Note : 2 ; Pas le bon niveau de jeu

Voilà un ouvrage qui accuse un âge certain, il ne faut pas en attendre des miracles ! Les concepts évoqués ici datent des années 90. Même s’ils survécus au moins dans les principes, ils sont loin d’avoir l’attrait de la nouveauté du moment. Voyons de plus près de quoi il retourne.

Le texte est long de 320 pages environs, découpés en 17 chapitres, eux-mêmes regroupés en 4 parties. Pour l’instant, ça va.

La première partie, qui compte 50 pages sur 3 chapitres, s’intitule « EDMS concepts » et traite donc des concepts dominants : stockage, versionning, cycle de vie, workflow et métadonnées. Beaucoup de bla-bla à mon avis. Les chapitres sont courts et cette partie pas si longue que ça, mais il n’y a pas grand chose de dit non plus.

La seconde partie « EDMS technology » est plus conséquentes avec ses 110 pages et ses 5 chapitres. On y parle d’abord des aspects architecture (nécessairement en client lourd), du stockage des métadonnées (base de données SQL) et des documents (file system). Sont aussi évoqués les aspects versionning et droits utilisateurs. Le rendering et la dématérialisation sont passés en revue, mais superficiellement sans qu’on y parle en fait de technologie. Les aspects indexation et recherche feraient sourire aujourd’hui. Les aspects workflow et distribution me paraissent traités avec une certaine légèreté, peut-être même avec naïveté. Disons que c’est une introduction.

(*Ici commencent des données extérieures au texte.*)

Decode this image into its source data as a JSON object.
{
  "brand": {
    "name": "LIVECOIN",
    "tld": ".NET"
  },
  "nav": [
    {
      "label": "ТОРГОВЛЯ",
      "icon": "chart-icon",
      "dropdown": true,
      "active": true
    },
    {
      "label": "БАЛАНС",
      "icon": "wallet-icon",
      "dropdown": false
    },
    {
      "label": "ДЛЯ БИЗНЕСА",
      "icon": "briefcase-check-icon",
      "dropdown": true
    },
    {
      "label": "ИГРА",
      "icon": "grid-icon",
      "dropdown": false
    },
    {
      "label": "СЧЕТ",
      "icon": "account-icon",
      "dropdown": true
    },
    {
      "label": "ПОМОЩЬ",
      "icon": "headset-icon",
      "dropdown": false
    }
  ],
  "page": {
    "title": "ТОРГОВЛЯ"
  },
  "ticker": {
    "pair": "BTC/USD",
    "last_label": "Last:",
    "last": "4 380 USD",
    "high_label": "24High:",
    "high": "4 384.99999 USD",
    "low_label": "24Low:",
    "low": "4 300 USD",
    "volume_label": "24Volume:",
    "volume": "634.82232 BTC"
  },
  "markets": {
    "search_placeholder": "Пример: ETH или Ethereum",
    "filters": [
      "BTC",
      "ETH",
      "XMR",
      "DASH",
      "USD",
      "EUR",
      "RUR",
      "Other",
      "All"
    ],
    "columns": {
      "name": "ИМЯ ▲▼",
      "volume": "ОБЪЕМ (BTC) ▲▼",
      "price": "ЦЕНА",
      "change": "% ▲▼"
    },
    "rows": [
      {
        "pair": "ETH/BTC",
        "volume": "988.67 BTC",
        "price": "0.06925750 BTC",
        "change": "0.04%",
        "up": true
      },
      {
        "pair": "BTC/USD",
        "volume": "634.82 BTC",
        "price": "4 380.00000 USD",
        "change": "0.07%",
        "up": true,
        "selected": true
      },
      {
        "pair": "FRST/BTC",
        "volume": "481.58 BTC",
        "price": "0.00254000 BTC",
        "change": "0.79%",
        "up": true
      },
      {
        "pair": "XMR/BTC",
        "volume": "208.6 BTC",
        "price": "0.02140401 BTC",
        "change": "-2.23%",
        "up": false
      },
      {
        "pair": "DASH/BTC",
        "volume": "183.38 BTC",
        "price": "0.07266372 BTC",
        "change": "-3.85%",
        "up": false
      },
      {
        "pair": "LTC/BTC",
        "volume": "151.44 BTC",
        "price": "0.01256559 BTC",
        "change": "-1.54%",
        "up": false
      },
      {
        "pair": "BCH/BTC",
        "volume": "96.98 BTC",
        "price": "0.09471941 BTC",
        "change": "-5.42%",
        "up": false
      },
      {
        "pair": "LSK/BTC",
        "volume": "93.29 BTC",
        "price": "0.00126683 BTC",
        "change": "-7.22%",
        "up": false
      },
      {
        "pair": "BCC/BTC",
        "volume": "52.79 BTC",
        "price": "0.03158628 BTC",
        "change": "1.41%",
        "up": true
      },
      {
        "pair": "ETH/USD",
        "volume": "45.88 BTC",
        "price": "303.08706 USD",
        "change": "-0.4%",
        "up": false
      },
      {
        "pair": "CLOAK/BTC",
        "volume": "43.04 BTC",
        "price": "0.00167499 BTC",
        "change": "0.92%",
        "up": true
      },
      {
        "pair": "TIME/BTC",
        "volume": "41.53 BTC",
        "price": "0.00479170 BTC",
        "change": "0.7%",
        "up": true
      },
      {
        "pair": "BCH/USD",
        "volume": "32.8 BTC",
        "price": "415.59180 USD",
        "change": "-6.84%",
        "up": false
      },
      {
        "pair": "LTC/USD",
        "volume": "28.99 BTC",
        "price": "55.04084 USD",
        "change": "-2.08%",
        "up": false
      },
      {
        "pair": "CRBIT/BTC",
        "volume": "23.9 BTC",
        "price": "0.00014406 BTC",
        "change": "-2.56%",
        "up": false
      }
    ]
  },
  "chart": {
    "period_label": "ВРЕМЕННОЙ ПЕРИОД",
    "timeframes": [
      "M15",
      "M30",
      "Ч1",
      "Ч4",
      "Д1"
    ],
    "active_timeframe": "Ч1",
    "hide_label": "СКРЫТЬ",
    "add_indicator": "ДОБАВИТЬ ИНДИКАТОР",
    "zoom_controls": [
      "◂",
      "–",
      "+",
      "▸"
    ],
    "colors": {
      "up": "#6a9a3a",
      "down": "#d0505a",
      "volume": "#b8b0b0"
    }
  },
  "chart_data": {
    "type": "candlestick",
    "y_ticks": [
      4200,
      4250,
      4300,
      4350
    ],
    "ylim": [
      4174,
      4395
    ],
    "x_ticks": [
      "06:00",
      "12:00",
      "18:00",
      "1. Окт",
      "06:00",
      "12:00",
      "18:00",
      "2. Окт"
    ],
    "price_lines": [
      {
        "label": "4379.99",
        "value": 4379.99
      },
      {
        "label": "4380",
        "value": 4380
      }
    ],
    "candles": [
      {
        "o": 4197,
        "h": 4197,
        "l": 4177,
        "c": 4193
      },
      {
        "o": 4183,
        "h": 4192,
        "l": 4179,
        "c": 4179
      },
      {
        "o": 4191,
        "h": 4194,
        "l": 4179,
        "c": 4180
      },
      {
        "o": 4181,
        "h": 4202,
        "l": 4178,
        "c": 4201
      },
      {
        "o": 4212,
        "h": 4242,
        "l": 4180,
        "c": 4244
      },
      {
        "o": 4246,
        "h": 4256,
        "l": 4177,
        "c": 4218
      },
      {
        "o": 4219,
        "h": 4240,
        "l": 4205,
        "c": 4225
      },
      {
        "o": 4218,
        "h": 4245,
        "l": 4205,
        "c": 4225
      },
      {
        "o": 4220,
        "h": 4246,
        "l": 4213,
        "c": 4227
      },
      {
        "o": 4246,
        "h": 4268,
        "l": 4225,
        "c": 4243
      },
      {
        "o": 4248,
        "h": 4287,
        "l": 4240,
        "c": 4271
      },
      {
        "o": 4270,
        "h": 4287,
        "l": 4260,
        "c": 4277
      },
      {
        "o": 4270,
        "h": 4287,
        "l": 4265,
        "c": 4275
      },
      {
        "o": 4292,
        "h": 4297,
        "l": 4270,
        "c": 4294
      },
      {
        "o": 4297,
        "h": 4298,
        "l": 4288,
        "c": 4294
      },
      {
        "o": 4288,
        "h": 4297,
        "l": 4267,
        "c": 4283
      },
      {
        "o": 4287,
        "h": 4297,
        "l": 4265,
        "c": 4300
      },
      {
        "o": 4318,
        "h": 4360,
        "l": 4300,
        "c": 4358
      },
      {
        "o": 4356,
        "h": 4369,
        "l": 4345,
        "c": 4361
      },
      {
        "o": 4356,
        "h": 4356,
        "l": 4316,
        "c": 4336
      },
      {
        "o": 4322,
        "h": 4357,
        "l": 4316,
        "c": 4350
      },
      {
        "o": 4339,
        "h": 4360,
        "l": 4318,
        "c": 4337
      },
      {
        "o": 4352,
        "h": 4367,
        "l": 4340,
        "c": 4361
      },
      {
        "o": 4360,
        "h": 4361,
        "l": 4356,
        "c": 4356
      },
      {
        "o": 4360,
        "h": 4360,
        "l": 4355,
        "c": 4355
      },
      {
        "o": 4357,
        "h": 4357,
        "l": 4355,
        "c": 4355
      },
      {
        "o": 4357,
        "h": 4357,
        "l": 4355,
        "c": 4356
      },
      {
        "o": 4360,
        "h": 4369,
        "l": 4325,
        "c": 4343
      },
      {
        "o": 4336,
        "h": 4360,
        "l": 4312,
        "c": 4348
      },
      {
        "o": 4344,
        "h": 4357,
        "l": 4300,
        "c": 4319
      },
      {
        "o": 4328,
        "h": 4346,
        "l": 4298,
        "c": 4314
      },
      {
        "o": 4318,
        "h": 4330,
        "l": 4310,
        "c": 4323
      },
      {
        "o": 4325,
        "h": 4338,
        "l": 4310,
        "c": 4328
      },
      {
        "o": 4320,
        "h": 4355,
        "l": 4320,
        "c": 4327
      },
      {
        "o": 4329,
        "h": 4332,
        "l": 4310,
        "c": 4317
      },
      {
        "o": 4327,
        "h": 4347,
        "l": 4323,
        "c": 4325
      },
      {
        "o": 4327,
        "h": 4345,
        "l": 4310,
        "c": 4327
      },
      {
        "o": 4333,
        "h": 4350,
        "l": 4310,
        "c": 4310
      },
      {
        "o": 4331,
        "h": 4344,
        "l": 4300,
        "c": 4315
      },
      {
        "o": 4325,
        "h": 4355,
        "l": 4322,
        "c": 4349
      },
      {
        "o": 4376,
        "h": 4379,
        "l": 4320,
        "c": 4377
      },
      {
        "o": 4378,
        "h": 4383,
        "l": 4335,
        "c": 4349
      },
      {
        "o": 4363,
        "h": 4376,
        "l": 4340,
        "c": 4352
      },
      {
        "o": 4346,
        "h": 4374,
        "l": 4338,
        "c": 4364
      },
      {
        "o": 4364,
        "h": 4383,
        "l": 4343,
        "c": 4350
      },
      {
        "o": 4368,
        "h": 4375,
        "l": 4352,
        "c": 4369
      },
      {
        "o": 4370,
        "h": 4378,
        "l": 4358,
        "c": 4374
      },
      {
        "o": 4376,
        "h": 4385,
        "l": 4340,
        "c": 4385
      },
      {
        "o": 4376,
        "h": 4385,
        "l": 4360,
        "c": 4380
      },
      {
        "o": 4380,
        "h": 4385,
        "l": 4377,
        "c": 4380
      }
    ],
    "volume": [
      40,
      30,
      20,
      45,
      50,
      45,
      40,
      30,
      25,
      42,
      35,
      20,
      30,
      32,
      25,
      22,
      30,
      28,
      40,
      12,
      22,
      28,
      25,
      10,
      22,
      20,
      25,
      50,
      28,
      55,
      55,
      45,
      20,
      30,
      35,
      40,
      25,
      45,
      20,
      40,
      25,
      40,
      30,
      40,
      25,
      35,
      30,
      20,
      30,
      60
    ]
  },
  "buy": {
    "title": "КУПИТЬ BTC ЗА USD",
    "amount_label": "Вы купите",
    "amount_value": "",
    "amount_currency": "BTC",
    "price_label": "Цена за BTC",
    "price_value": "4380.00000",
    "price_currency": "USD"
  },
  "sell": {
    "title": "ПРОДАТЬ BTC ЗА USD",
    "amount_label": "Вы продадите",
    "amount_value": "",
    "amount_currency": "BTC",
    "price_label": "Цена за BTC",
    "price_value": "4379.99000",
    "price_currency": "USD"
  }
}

La troisième partie « EDMS methodology » nous ramène à la bonne vieille époque où il fallait un processus de mise en place de GED ! A bien réfléchir, cette époque existe toujours, mais on sait aussi procéder autrement ! 80 pages et 6 chapitres semblent nécessaires à cela. On y affiche fièrement un processus en phase, chaque phase faisant l’objet d’une fiche descriptive avec des inputs, des outputs et des tâches, et un project plan ! A l’ancienne, je vous dis. On a même droit à un processus de prototypage (c’est un sous-processus du processus global), et un autre sous-processus de définition et d’implémentation de l’infrastructure. Une belle tranche de rigolade. Si vous avez du temps à perdre.

Si l’ensemble a bien vieilli, la dernière partie en souffre encore plus. Intitulée « EDMS marketplace », elle couvre heureusement seulement 60 pages sur 2 chapitres. Les stars du moment sont : Documentum, Interleaf, Open Text et PC Docs. On a un peu l’impression de lire les plaquettes des éditeurs.

Si le texte accuse un âge qui devrait lui pardonner des choses, je lui trouve peu de vertus même avec cette précaution. Certes les concepts essentiels y sont décrits et on pourrait classer cet ouvrages dans les introductions, mais 150 pages me paraitraient alors largement suffisantes pour cela. Tout cela est loin d’être inoubliable.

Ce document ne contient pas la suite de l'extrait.